2021: E’ un tema già affrontato, e sul quale ancora lavorerò: l’impossibilità di essere eretici, senza che questo venga preso come un atteggiamento di marketing, promozionale. Aggiungiamo l’algoritmo di visibilità e le sue logiche, e il gioco è fatto. Gli sport estremi prendono like, si fa la coda al Luna Park per comprarsi lo spavento di un giro di giostra, si girano film d’azione e horror, periodicamente ci si interroga sulla correlazione tra videogames e comportamenti violenti…
2017: Lavorare in modo performativo sul proprio corpo può anche essere una ricerca del limite. Gli atleti lo fanno quotidianamente. Anche chi lavora ad un progetto puramente “intellettuale”, seduto alla propria scrivania, fino allo sfinimento, in qualche modo cerca di spostare un piede oltre quel confine. Alcune conseguenze sono immediatamente visibili (uno stiramento per chi corre i cento metri), altre invece a distanza di anni (problemi alla schiena o alla vista in chi sta sempre seduto davanti ad uno schermo).

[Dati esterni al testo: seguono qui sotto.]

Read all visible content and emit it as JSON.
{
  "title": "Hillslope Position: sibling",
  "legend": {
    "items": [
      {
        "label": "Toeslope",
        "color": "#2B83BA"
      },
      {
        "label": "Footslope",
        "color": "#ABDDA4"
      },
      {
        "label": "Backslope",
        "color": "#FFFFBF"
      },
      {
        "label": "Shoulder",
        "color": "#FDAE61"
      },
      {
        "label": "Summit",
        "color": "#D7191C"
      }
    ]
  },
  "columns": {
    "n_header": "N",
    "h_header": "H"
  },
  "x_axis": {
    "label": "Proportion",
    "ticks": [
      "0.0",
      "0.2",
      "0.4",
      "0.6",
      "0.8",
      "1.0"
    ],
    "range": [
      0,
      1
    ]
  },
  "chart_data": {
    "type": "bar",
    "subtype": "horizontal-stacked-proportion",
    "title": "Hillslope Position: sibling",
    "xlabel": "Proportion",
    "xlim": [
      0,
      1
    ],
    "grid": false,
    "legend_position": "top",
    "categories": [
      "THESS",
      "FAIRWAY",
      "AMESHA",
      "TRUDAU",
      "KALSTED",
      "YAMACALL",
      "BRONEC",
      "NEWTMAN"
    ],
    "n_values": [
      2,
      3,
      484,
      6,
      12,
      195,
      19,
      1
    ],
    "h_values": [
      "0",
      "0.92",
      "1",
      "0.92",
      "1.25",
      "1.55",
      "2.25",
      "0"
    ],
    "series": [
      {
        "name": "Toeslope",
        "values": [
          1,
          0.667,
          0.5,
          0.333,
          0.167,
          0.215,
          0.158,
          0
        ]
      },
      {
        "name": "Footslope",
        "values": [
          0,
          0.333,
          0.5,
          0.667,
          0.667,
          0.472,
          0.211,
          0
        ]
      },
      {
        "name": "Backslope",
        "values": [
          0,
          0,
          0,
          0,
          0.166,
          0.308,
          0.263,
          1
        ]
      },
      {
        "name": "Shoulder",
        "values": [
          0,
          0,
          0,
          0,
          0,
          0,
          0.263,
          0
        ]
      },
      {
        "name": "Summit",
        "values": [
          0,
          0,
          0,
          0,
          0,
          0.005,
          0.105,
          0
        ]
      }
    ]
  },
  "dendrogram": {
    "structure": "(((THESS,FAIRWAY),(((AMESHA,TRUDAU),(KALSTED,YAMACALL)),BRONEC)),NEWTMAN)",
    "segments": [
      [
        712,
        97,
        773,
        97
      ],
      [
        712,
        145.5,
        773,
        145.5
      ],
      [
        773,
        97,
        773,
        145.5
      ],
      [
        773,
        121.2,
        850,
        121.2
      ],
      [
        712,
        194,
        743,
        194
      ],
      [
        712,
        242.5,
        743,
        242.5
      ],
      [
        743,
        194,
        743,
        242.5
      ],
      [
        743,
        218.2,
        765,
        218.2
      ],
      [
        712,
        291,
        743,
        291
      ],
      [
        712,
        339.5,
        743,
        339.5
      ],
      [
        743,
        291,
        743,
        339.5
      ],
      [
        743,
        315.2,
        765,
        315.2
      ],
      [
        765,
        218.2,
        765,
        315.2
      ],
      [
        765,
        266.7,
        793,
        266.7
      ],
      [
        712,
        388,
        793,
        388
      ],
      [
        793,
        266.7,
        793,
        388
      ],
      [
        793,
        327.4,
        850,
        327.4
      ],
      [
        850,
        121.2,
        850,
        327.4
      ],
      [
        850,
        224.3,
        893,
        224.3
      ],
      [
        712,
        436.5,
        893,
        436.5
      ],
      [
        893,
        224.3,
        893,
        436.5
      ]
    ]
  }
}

2021: L’immagine leopardiana dello studioso chino sulle sudate carte è imbarazzante, e mi pento di averla usata; probabilmente il concetto che cercavo di esprimere era quello dell’impatto, continuo e totale, della condotta di vita sul corpo, che a sua volta condiziona la mente, il proprio modo di vedere se stessi, gli altri, il mondo circostante.

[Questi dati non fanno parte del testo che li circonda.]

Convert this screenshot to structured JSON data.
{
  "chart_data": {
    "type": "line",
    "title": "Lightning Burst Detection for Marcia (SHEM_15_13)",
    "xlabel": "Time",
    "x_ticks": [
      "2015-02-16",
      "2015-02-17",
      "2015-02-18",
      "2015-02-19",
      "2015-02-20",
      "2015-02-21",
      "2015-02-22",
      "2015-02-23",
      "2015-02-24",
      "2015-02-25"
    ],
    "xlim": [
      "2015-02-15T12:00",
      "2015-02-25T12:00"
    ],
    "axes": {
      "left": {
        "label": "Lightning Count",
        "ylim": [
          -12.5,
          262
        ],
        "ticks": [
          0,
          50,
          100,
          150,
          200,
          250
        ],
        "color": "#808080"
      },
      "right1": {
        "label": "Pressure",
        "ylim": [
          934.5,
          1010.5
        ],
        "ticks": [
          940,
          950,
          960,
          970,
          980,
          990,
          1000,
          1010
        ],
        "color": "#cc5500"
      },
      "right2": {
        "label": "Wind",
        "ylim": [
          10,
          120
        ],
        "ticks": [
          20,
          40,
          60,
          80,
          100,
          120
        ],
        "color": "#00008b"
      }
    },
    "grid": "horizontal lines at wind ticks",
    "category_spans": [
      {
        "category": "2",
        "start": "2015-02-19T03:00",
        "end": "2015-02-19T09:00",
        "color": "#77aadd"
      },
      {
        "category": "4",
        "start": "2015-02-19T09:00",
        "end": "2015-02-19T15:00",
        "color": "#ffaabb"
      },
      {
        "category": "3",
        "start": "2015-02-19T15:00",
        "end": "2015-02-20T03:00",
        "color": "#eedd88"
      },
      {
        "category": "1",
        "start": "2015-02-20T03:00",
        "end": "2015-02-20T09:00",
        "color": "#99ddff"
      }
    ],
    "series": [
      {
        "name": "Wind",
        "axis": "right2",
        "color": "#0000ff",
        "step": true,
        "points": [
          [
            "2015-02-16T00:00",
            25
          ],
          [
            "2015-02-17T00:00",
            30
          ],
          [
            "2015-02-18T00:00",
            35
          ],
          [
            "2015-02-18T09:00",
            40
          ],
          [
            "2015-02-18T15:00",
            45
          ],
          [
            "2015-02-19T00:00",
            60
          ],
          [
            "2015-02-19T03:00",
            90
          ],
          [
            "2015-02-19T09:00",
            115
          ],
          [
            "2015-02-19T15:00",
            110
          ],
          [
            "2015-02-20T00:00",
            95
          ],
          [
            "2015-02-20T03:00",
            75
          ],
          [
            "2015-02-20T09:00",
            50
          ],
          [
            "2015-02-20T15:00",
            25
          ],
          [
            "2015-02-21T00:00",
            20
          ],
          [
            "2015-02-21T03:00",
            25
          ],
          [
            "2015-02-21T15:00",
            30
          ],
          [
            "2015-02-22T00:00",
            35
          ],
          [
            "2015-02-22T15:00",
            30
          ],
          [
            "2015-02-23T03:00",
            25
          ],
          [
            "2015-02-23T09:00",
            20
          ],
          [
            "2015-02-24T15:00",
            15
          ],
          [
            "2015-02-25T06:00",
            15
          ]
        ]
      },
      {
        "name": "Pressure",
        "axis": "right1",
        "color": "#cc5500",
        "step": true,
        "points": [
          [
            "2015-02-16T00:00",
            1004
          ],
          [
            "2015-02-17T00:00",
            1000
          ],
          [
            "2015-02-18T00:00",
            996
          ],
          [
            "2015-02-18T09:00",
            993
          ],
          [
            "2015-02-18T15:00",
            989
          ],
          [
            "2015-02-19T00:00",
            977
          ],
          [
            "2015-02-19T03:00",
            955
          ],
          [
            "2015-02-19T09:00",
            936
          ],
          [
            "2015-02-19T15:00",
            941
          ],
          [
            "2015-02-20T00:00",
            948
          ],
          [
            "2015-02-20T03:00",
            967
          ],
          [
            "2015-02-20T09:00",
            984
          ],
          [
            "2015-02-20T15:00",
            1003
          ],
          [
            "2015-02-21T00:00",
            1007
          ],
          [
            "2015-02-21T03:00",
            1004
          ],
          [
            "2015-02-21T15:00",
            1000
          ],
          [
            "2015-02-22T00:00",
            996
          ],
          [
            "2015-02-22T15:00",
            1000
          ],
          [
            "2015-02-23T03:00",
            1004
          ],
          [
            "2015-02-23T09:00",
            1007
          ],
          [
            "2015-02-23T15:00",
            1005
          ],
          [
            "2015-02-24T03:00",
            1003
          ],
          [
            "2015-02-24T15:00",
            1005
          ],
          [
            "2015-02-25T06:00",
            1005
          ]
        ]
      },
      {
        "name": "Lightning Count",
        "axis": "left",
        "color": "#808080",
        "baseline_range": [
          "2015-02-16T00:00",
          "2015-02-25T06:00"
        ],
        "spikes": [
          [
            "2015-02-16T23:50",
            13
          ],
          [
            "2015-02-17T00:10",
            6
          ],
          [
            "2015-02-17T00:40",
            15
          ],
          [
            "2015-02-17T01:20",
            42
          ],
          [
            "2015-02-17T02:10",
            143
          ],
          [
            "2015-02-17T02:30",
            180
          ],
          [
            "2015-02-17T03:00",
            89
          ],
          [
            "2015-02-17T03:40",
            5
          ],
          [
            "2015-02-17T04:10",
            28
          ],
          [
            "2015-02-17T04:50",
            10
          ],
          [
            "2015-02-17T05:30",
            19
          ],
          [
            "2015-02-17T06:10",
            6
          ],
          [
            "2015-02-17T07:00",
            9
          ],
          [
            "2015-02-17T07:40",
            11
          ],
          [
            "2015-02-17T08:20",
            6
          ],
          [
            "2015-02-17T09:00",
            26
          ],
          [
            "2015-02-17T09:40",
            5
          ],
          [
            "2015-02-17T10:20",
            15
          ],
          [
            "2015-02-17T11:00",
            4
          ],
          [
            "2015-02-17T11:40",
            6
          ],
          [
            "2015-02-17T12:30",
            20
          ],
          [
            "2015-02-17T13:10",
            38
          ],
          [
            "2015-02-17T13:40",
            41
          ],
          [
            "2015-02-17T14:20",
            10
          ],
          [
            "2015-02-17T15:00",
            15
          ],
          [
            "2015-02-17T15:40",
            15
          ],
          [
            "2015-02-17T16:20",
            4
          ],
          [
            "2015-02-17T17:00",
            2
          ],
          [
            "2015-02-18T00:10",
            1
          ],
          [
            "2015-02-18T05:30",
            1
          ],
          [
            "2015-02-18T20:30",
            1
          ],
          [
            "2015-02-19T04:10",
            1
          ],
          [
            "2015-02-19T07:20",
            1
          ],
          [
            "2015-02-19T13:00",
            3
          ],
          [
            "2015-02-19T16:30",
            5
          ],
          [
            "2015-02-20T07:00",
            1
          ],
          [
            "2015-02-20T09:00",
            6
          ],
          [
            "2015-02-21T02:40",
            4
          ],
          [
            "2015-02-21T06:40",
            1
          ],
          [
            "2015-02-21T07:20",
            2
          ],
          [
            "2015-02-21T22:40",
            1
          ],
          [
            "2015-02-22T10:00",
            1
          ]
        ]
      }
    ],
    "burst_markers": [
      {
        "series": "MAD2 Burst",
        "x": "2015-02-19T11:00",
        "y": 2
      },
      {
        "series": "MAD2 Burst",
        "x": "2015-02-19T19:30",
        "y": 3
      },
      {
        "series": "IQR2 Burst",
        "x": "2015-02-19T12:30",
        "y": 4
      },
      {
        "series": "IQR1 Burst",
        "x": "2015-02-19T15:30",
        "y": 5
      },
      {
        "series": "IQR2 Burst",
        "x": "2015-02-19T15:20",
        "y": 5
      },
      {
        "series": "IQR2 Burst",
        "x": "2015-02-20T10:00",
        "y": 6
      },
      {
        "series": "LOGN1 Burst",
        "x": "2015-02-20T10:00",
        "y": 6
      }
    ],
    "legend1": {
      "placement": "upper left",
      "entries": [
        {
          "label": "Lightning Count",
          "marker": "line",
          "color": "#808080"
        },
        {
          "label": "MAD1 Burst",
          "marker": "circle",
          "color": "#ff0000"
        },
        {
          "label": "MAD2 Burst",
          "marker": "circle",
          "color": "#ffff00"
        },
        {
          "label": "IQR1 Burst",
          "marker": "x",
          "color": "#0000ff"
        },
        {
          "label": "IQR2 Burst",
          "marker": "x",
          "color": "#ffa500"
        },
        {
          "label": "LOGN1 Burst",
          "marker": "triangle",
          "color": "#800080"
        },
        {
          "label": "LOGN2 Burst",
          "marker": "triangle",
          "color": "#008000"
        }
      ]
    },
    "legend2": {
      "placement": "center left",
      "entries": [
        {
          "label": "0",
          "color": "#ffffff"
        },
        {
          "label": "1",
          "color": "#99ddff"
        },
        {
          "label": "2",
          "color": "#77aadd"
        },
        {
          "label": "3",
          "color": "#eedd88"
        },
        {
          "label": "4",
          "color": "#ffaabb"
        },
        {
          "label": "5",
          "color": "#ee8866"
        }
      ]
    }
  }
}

2017: Per non parlare dei costi economici: di tempo, di energie, morali… Non ci sarebbe evoluzione, scoperta, progresso, assolutamente niente di tutto questo. Ogni cosa ha un prezzo da pagare. Che cosa sei disposto a perdere per raggiungere quello che desideri?
2021: Non apro il capitolo, infinito, sul desiderio. Solo domande: siamo noi a desiderare, oppure ci è stato insegnato, indotto, imposto? I nostri desideri sono sempre naturali? Sono in ogni caso un bene per noi, oppure a prescindere è il nostro destino (in parte genetico, in parte costruito da noi stessi e dalle pressioni culturali) verso il quale precipitiamo controllando, solo in parte, la caduta?
2017: Nel 2016 si sono registrati 783.000 incidenti domestici. Eppure, continuiamo a restare a casa, perché quello è il luogo dove vogliamo stare.
2021: …il luogo dove possiamo stare. Ecco allora che ci sono rischi che vengono accettati, perché inscindibili dalla necessità; al contrario, nella percezione comune, l’arte performativa – che ovviamente non è necessaria – si prende rischi non necessari. E’ davvero così? Si può avere contezza di tutti i rischi, le conseguenze, i benefici?
2017: Perché fumiamo, se sappiamo che ci fa male? Perché mangiamo cibi nocivi, se ne siamo consapevoli? Perché perseveriamo con comportamenti che non ci fanno stare bene? E’ tutta, solo, una questione di debolezza? E che dire del distinguo: tra comportamenti della sfera privata e della sfera pubblica. Che siano socialmente e culturalmente accettati, oppure no. Che restino nascosti, oppure che qualcuno li affronti, li metta sulla strada così che ci si debba confrontare, oppure scavalcarli facendo finta di niente.
2021: Tra le mie varie attività, c’è quella di presidiare social che non sono dedicati all’arte, provando a contaminarli. Tra questi c’è TikTok. Scopro proprio oggi che il materiale che riguarda la mia ultima performance è stato censurato.
Viceversa, restano e anzi diventano virali video di ragazzini che camminano su cornicioni e tralicci, si lanciano con funi improvvisate da dirupi, scendono di balcone in balcone le facciate dei palazzi.
2017 – 2021: Nella speranza, non tanto di aver dato una risposta, ma sollevato ulteriori domande e riflessioni.